Man sieht hier wieder ein Charakteristikum der QFT: zu jeder Teilchenart gehört ein Feld und umgekehrt. Es gibt kräftetragende Felder (elektromagnetisches Feld, starke nukleare Felder, schwache nukleare Felder), zu denen Teilchen gehören (Photonen, Gluonen, W- und Z-Bosonen) und Materiefelder, die zu Teilchen gehören (Elektron/Positron -> Elektronenfeld, Myon/Antimyon -> Myonenfeld, Quark/Antiquark -> Quarkfeld, ...), wobei die kräftetragenden Felder bosonisch sind und die Materiefelder fermionisch. Und nur in erste Näherung gilt, dass allein die kräftetragenden Felder kräftetragend, also wechselwirkungsvermittelnd, sind: bei der Vakuumpolarisation wirkt auch das beteiligte Materiefeld (z.B. Elektronenfeld) kräftetragend.
Nochmal zur Vakuumpolarisation: in populärwissenschaftlichen Darstellungen wird häufig das Bild vermittelt, dass z.B. ein Elektron von einer Wolke aus virtuellen Elektron-Positron-Paaren umgeben sei.
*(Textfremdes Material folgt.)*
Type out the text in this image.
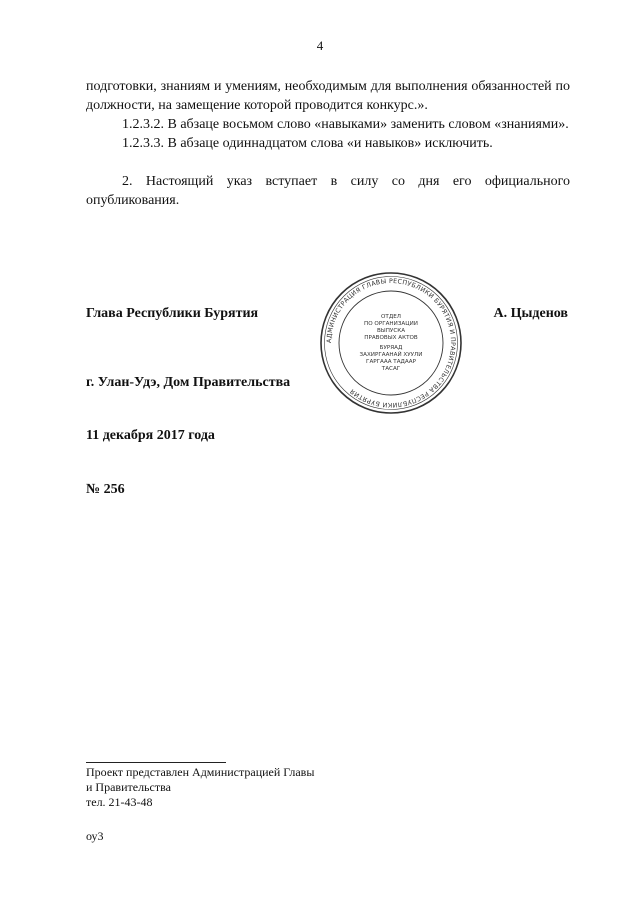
4

подготовки, знаниям и умениям, необходимым для выполнения обязанностей по должности, на замещение которой проводится конкурс.».

1.2.3.2. В абзаце восьмом слово «навыками» заменить словом «знаниями».

1.2.3.3. В абзаце одиннадцатом слова «и навыков» исключить.

2. Настоящий указ вступает в силу со дня его официального опубликования.

Глава Республики Бурятия	А. Цыденов
АДМИНИСТРАЦИЯ ГЛАВЫ РЕСПУБЛИКИ БУРЯТИЯ И ПРАВИТЕЛЬСТВА РЕСПУБЛИКИ БУРЯТИЯ
ОТДЕЛ
ПО ОРГАНИЗАЦИИ
ВЫПУСКА
ПРАВОВЫХ АКТОВ
БУРЯАД
ЗАХИРГААНАЙ ХУУЛИ
ГАРГААА ТАДААР
ТАСАГ
г. Улан-Удэ, Дом Правительства
11 декабря 2017 года
№ 256
Проект представлен Администрацией Главы
и Правительства
тел. 21-43-48
оу3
Das gehört auch eher in die gleiche Kategorie wie virtuelle Teilchen beim Vakuumzustand: als popularisierte Darstellung verbreitet, aber darüberhinaus zu nichts zu gebrauchen.
Janina hat geschrieben:Die Verletzung der Parität ist auch so ein Ding, das sich der Vorstellung komplett entzieht. Man kann sich als Krücke einen Schraubensinn denken, ok. Aber die Berechnung der Gamma-Matritzen sind doch auch kein Grund, jeglichen Schraubensinn abzulehnen, nur weil in den Gleichungen kein Gewinde steht.
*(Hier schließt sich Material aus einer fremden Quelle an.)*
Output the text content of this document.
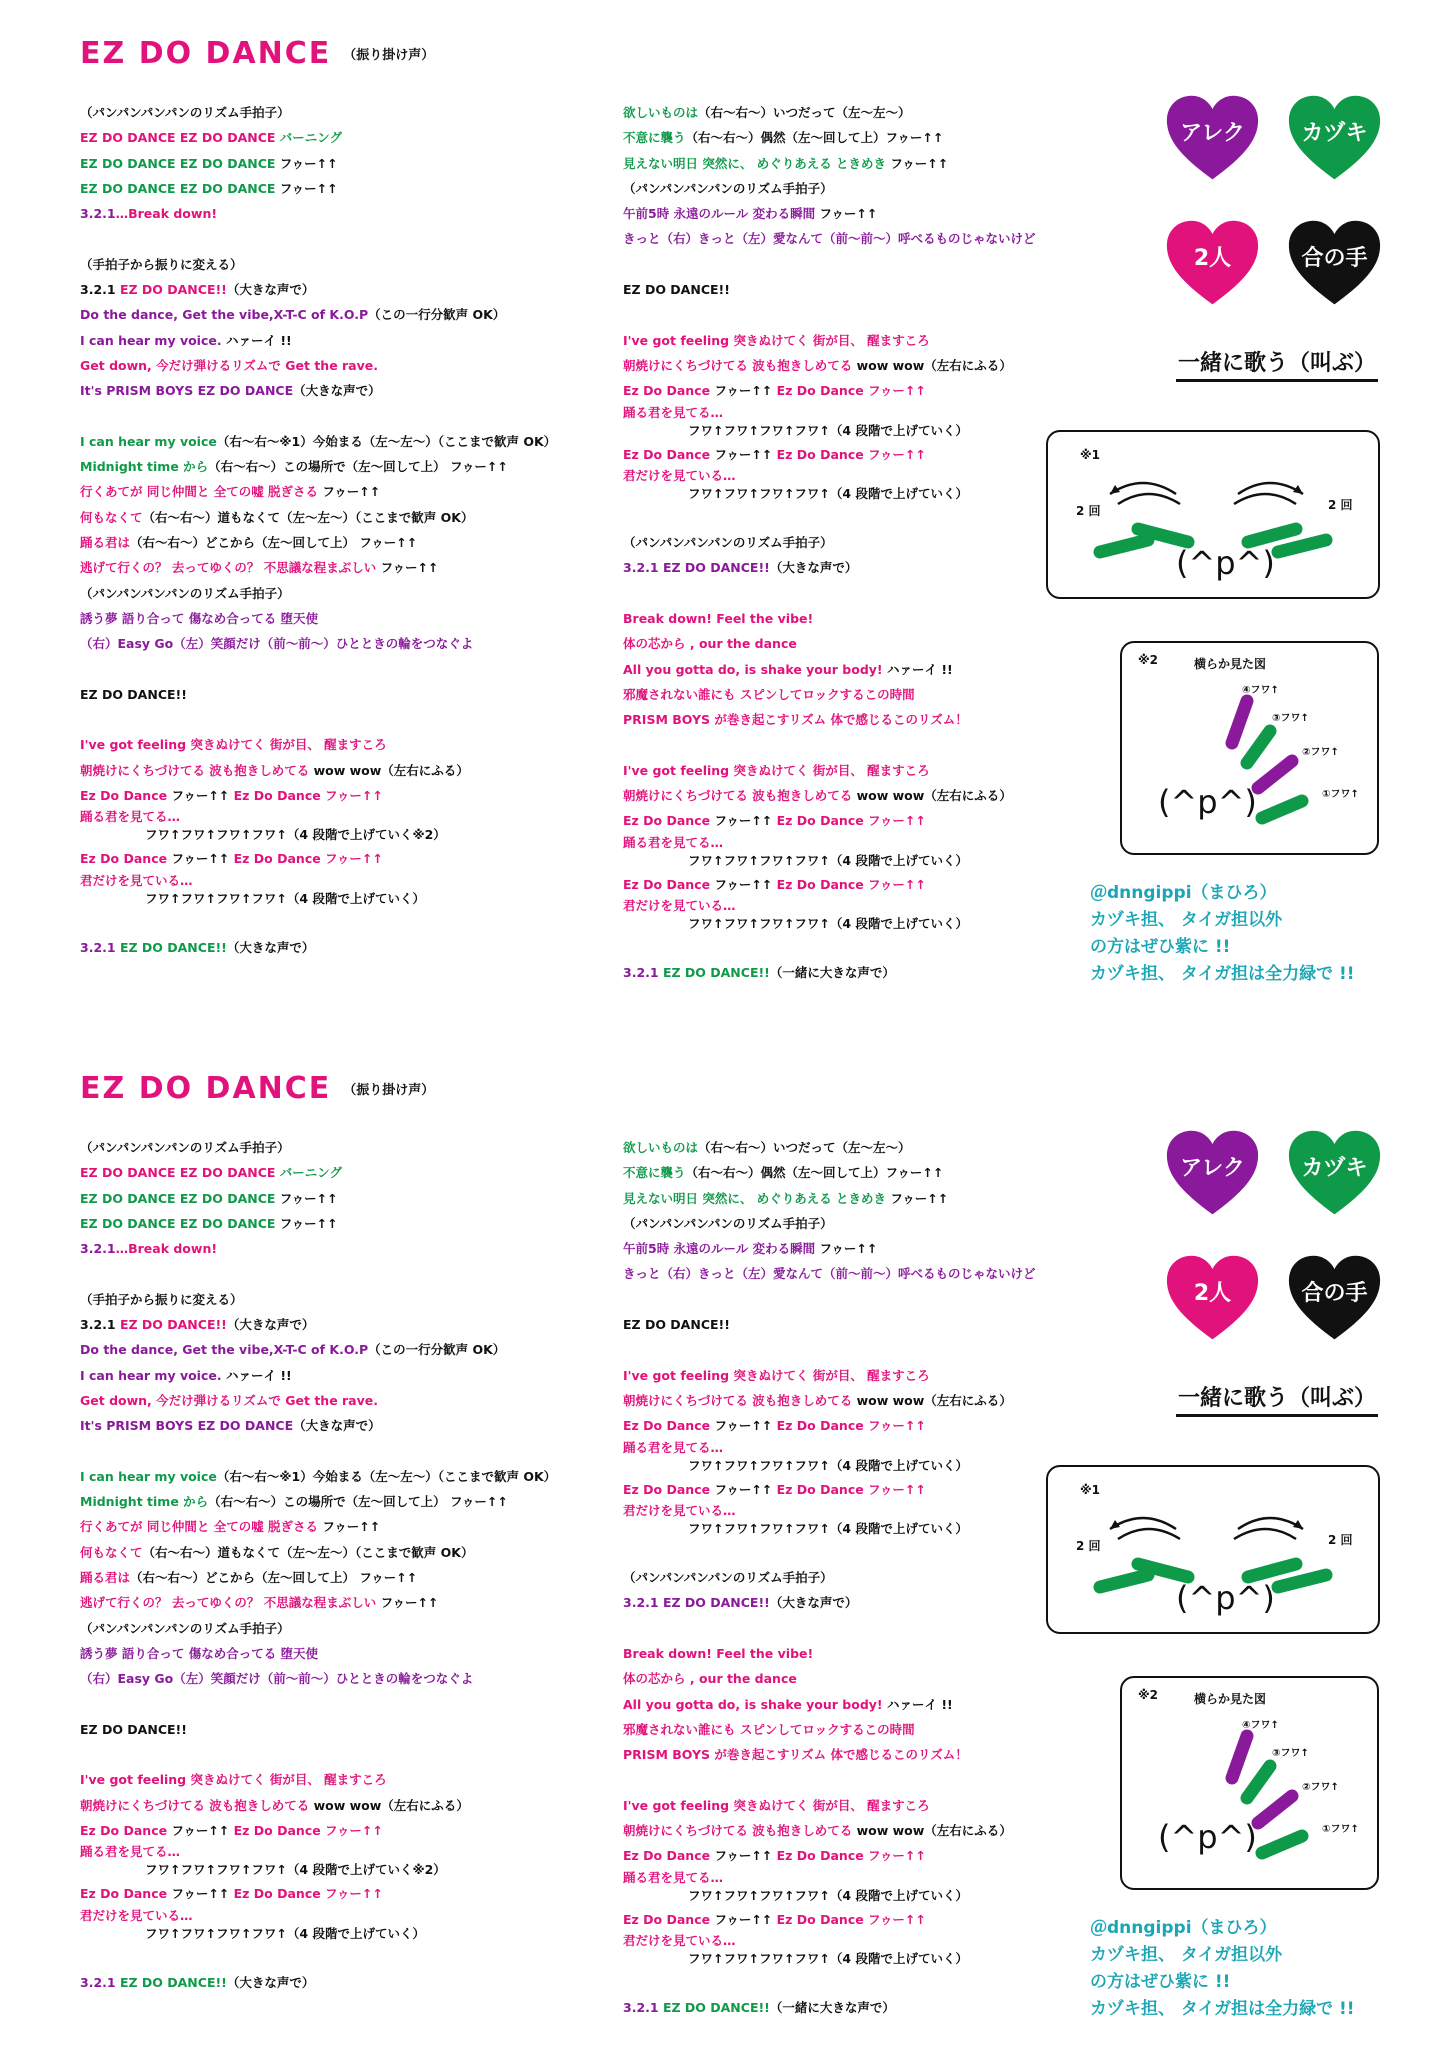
EZ DO DANCE $^{(振り掛け声)}$
（パンパンパンパンのリズム手拍子）
EZ DO DANCE EZ DO DANCE バーニング
EZ DO DANCE EZ DO DANCE フゥー↑↑
EZ DO DANCE EZ DO DANCE フゥー↑↑
3.2.1…Break down!
（手拍子から振りに変える）
3.2.1 EZ DO DANCE!!（大きな声で）
Do the dance, Get the vibe,X-T-C of K.O.P（この一行分歓声 OK）
I can hear my voice. ハァーイ !!
Get down, 今だけ弾けるリズムで Get the rave.
It's PRISM BOYS EZ DO DANCE（大きな声で）
I can hear my voice（右～右～※1）今始まる（左～左～）（ここまで歓声 OK）
Midnight time から（右～右～）この場所で（左～回して上） フゥー↑↑
行くあてが 同じ仲間と 全ての嘘 脱ぎさる フゥー↑↑
何もなくて（右～右～）道もなくて（左～左～）（ここまで歓声 OK）
踊る君は（右～右～）どこから（左～回して上） フゥー↑↑
逃げて行くの？ 去ってゆくの？ 不思議な程まぶしい フゥー↑↑
（パンパンパンパンのリズム手拍子）
誘う夢 語り合って 傷なめ合ってる 堕天使
（右）Easy Go（左）笑顔だけ（前～前～）ひとときの輪をつなぐよ
EZ DO DANCE!!
I've got feeling 突きぬけてく 街が目、 醒ますころ
朝焼けにくちづけてる 波も抱きしめてる wow wow（左右にふる）
Ez Do Dance フゥー↑↑ Ez Do Dance フゥー↑↑
踊る君を見てる…
フワ↑フワ↑フワ↑フワ↑（4 段階で上げていく※2）
Ez Do Dance フゥー↑↑ Ez Do Dance フゥー↑↑
君だけを見ている…
フワ↑フワ↑フワ↑フワ↑（4 段階で上げていく）
3.2.1 EZ DO DANCE!!（大きな声で）
欲しいものは（右～右～）いつだって（左～左～）
不意に襲う（右～右～）偶然（左～回して上）フゥー↑↑
見えない明日 突然に、 めぐりあえる ときめき フゥー↑↑
（パンパンパンパンのリズム手拍子）
午前5時 永遠のルール 変わる瞬間 フゥー↑↑
きっと（右）きっと（左）愛なんて（前～前～）呼べるものじゃないけど
EZ DO DANCE!!
I've got feeling 突きぬけてく 街が目、 醒ますころ
朝焼けにくちづけてる 波も抱きしめてる wow wow（左右にふる）
Ez Do Dance フゥー↑↑ Ez Do Dance フゥー↑↑
踊る君を見てる…
フワ↑フワ↑フワ↑フワ↑（4 段階で上げていく）
Ez Do Dance フゥー↑↑ Ez Do Dance フゥー↑↑
君だけを見ている…
フワ↑フワ↑フワ↑フワ↑（4 段階で上げていく）
（パンパンパンパンのリズム手拍子）
3.2.1 EZ DO DANCE!!（大きな声で）
Break down! Feel the vibe!
体の芯から , our the dance
All you gotta do, is shake your body! ハァーイ !!
邪魔されない誰にも スピンしてロックするこの時間
PRISM BOYS が巻き起こすリズム 体で感じるこのリズム！
I've got feeling 突きぬけてく 街が目、 醒ますころ
朝焼けにくちづけてる 波も抱きしめてる wow wow（左右にふる）
Ez Do Dance フゥー↑↑ Ez Do Dance フゥー↑↑
踊る君を見てる…
フワ↑フワ↑フワ↑フワ↑（4 段階で上げていく）
Ez Do Dance フゥー↑↑ Ez Do Dance フゥー↑↑
君だけを見ている…
フワ↑フワ↑フワ↑フワ↑（4 段階で上げていく）
3.2.1 EZ DO DANCE!!（一緒に大きな声で）
アレク	カヅキ
2人	合の手
一緒に歌う（叫ぶ）
※1
2 回	2 回
(^p^)
※2	横らか見た図
④フワ↑
③フワ↑
②フワ↑
①フワ↑
(^p^)
＠dnngippi（まひろ）
カヅキ担、 タイガ担以外
の方はぜひ紫に !!
カヅキ担、 タイガ担は全力緑で !!
EZ DO DANCE $^{(振り掛け声)}$
（パンパンパンパンのリズム手拍子）
EZ DO DANCE EZ DO DANCE バーニング
EZ DO DANCE EZ DO DANCE フゥー↑↑
EZ DO DANCE EZ DO DANCE フゥー↑↑
3.2.1…Break down!
（手拍子から振りに変える）
3.2.1 EZ DO DANCE!!（大きな声で）
Do the dance, Get the vibe,X-T-C of K.O.P（この一行分歓声 OK）
I can hear my voice. ハァーイ !!
Get down, 今だけ弾けるリズムで Get the rave.
It's PRISM BOYS EZ DO DANCE（大きな声で）
I can hear my voice（右～右～※1）今始まる（左～左～）（ここまで歓声 OK）
Midnight time から（右～右～）この場所で（左～回して上） フゥー↑↑
行くあてが 同じ仲間と 全ての嘘 脱ぎさる フゥー↑↑
何もなくて（右～右～）道もなくて（左～左～）（ここまで歓声 OK）
踊る君は（右～右～）どこから（左～回して上） フゥー↑↑
逃げて行くの？ 去ってゆくの？ 不思議な程まぶしい フゥー↑↑
（パンパンパンパンのリズム手拍子）
誘う夢 語り合って 傷なめ合ってる 堕天使
（右）Easy Go（左）笑顔だけ（前～前～）ひとときの輪をつなぐよ
EZ DO DANCE!!
I've got feeling 突きぬけてく 街が目、 醒ますころ
朝焼けにくちづけてる 波も抱きしめてる wow wow（左右にふる）
Ez Do Dance フゥー↑↑ Ez Do Dance フゥー↑↑
踊る君を見てる…
フワ↑フワ↑フワ↑フワ↑（4 段階で上げていく※2）
Ez Do Dance フゥー↑↑ Ez Do Dance フゥー↑↑
君だけを見ている…
フワ↑フワ↑フワ↑フワ↑（4 段階で上げていく）
3.2.1 EZ DO DANCE!!（大きな声で）
欲しいものは（右～右～）いつだって（左～左～）
不意に襲う（右～右～）偶然（左～回して上）フゥー↑↑
見えない明日 突然に、 めぐりあえる ときめき フゥー↑↑
（パンパンパンパンのリズム手拍子）
午前5時 永遠のルール 変わる瞬間 フゥー↑↑
きっと（右）きっと（左）愛なんて（前～前～）呼べるものじゃないけど
EZ DO DANCE!!
I've got feeling 突きぬけてく 街が目、 醒ますころ
朝焼けにくちづけてる 波も抱きしめてる wow wow（左右にふる）
Ez Do Dance フゥー↑↑ Ez Do Dance フゥー↑↑
踊る君を見てる…
フワ↑フワ↑フワ↑フワ↑（4 段階で上げていく）
Ez Do Dance フゥー↑↑ Ez Do Dance フゥー↑↑
君だけを見ている…
フワ↑フワ↑フワ↑フワ↑（4 段階で上げていく）
（パンパンパンパンのリズム手拍子）
3.2.1 EZ DO DANCE!!（大きな声で）
Break down! Feel the vibe!
体の芯から , our the dance
All you gotta do, is shake your body! ハァーイ !!
邪魔されない誰にも スピンしてロックするこの時間
PRISM BOYS が巻き起こすリズム 体で感じるこのリズム！
I've got feeling 突きぬけてく 街が目、 醒ますころ
朝焼けにくちづけてる 波も抱きしめてる wow wow（左右にふる）
Ez Do Dance フゥー↑↑ Ez Do Dance フゥー↑↑
踊る君を見てる…
フワ↑フワ↑フワ↑フワ↑（4 段階で上げていく）
Ez Do Dance フゥー↑↑ Ez Do Dance フゥー↑↑
君だけを見ている…
フワ↑フワ↑フワ↑フワ↑（4 段階で上げていく）
3.2.1 EZ DO DANCE!!（一緒に大きな声で）
アレク	カヅキ
2人	合の手
一緒に歌う（叫ぶ）
※1
2 回	2 回
(^p^)
※2	横らか見た図
④フワ↑
③フワ↑
②フワ↑
①フワ↑
(^p^)
＠dnngippi（まひろ）
カヅキ担、 タイガ担以外
の方はぜひ紫に !!
カヅキ担、 タイガ担は全力緑で !!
Ähm, du redest jetzt davon, dass bei Fermionen, die durch die Dirac-Gleichung beschrieben werden, die Wellenfunktion nicht bei einer Drehung um 360° wieder in sich selbst übergeht, sondern erst bei einer Drehung um 720°? Es wäre natürlich möglich, dass dies mit einer inneren Struktur der Fermionen zu tun hat, die durch die Dirac-Gleichung nicht erfasst wird. Das hieße aber, dass die Theorie der Dirac-Gleichung unvollständig wäre, und durch eine darunterliegende Theorie vervollständigt werden müsste. Solange man die Theorie der Dirac-Gleichung für vollständig hält, folgt daraus, dass es keine solche innere Struktur gibt.
Zur Verletzung der Parität: als Paritätsverletzung bezeichnet man eigentlich ein ganz anderes Phänomen, das mit der schwachen Wechselwirkung zu tun hat und bei Teilchenzerfällen beobachtet werden kann.